神戸に本社を構える同社は、菓子・食品・雑貨の輸出入、国内販売及び製造を行っている他、子会社の(株)デリカテッセンでは「DeLi」や「D & Bee」「DeLi cafe」「DRAGON DeLi」「食祭館」といった小売店を経営する菓子・食品の輸入商社である。

「九段北に(株)エイムの東京支店を設けた時もそうでしたが、その“地場”にこだわったビジネスをしたいんです。ですから、東京・渋谷で飲食店をはじめるぞ、といっても何処かのビルにテナントとして出店することなどぜんぜん考えてませんでしたね。その地場に溶け込むことが重要なんです。それが結果的にはその街やエリアの発展にも参画していくことになるんだと思いますね」。

同ビルのある敷地は約40坪とかなり小さいが、将来性のあるエリアであることや地上10階まで建築可能である点に魅力を感じ、購入したのだという。

1階〜2階の赤レンガは地元神戸、その上の近代的なステンウォールは東京をイメージしており、それらの融合が建築上でのコンセプト。1階〜2階の一部を吹き抜け状にすることで天井高を確保することや、街のシンボルになるようにとファサードに時計を設置したりと、社長のイメージ通りのタワーが完成したのだそうだ。

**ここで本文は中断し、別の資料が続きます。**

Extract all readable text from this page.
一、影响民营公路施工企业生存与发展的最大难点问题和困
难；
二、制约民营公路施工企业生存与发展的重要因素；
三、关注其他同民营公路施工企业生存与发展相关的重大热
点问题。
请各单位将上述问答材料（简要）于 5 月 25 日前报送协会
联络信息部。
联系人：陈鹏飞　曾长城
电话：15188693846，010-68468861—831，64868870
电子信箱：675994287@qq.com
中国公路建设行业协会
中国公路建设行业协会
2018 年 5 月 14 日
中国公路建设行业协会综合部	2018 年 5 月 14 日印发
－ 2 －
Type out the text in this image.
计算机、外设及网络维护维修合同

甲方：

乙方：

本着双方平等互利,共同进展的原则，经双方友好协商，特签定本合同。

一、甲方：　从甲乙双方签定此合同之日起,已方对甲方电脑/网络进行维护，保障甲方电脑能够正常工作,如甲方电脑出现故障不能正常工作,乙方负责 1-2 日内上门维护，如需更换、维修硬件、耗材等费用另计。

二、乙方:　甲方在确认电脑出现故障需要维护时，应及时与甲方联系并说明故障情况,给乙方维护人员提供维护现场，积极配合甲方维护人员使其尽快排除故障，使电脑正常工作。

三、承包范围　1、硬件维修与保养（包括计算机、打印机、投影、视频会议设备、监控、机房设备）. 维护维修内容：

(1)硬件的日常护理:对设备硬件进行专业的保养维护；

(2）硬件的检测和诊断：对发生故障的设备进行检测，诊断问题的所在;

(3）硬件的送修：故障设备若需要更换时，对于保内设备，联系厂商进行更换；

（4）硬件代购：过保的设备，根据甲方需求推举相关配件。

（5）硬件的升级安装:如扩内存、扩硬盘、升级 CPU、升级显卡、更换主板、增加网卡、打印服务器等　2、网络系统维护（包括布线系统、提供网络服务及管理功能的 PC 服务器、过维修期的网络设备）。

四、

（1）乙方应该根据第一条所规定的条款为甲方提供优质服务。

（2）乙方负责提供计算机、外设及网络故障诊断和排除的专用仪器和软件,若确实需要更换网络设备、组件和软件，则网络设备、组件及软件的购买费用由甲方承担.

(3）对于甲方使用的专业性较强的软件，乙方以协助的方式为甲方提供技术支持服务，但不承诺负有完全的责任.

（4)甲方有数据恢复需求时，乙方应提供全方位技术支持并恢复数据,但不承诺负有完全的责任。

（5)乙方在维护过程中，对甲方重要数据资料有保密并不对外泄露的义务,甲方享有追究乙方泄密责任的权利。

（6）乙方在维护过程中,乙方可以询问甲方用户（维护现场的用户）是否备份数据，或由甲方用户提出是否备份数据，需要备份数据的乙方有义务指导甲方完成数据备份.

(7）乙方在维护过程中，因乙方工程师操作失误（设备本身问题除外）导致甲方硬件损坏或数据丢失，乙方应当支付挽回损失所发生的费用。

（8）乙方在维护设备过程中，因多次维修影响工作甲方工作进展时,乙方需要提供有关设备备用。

「実はね。企画が二転三転して、最後の最後まで肝心の1階を何にするか、というのが決まらなかったんですよ」と八杉社長。「コンサルティング会社にも入ってもらったりしたんですが、最終的には、仕入れで訪れたアメリカの『クリスピー・クリーム・ドーナッツ』を見たのがヒントになりました」。

なんでも老舗のドーナッツショップが新業態としてリニューアルしたもので、ポイントはファクトリーが併設していること。小麦粉からドーナツが完成するまでの製造課程が丸見えになっていることで、消費者の安心感や食欲、興味をそそり大人気に。売上も急激に伸びたのだという。

「これや!と閃きましたね。うちはチョコレート屋なんやから、チョコレートの製造行程を全部見せたろ。ファクトリー併設のチョコショップや!て(笑)」(八杉社長)。

こうして「SHIBUYA DELI TOWER」の顔でもある1階に、念願の飲食業態、チョコレートショップ「デリチョコ」が誕生したというわけだ。

渋谷に限らず、このところチョコレートショップ業態は大人気。高級系が飽和状態にあるからこそ、あえてカジュアル系のチョコレートショップにしたかったのだそうだ。もちろん、フレッシュなオレンジやイチゴなどにチョコレートをコーティングしたりとオリジナルメニューも充実している。

「もちろんまだまだ未完成ですよ(笑)」(八杉社長)。

もともと B to Bが主体の同社ではあるものの、今後このようなB to Bのビジネスを通し、受け手といっしょに本業も含め、事業構築を図っていくのだそうだ。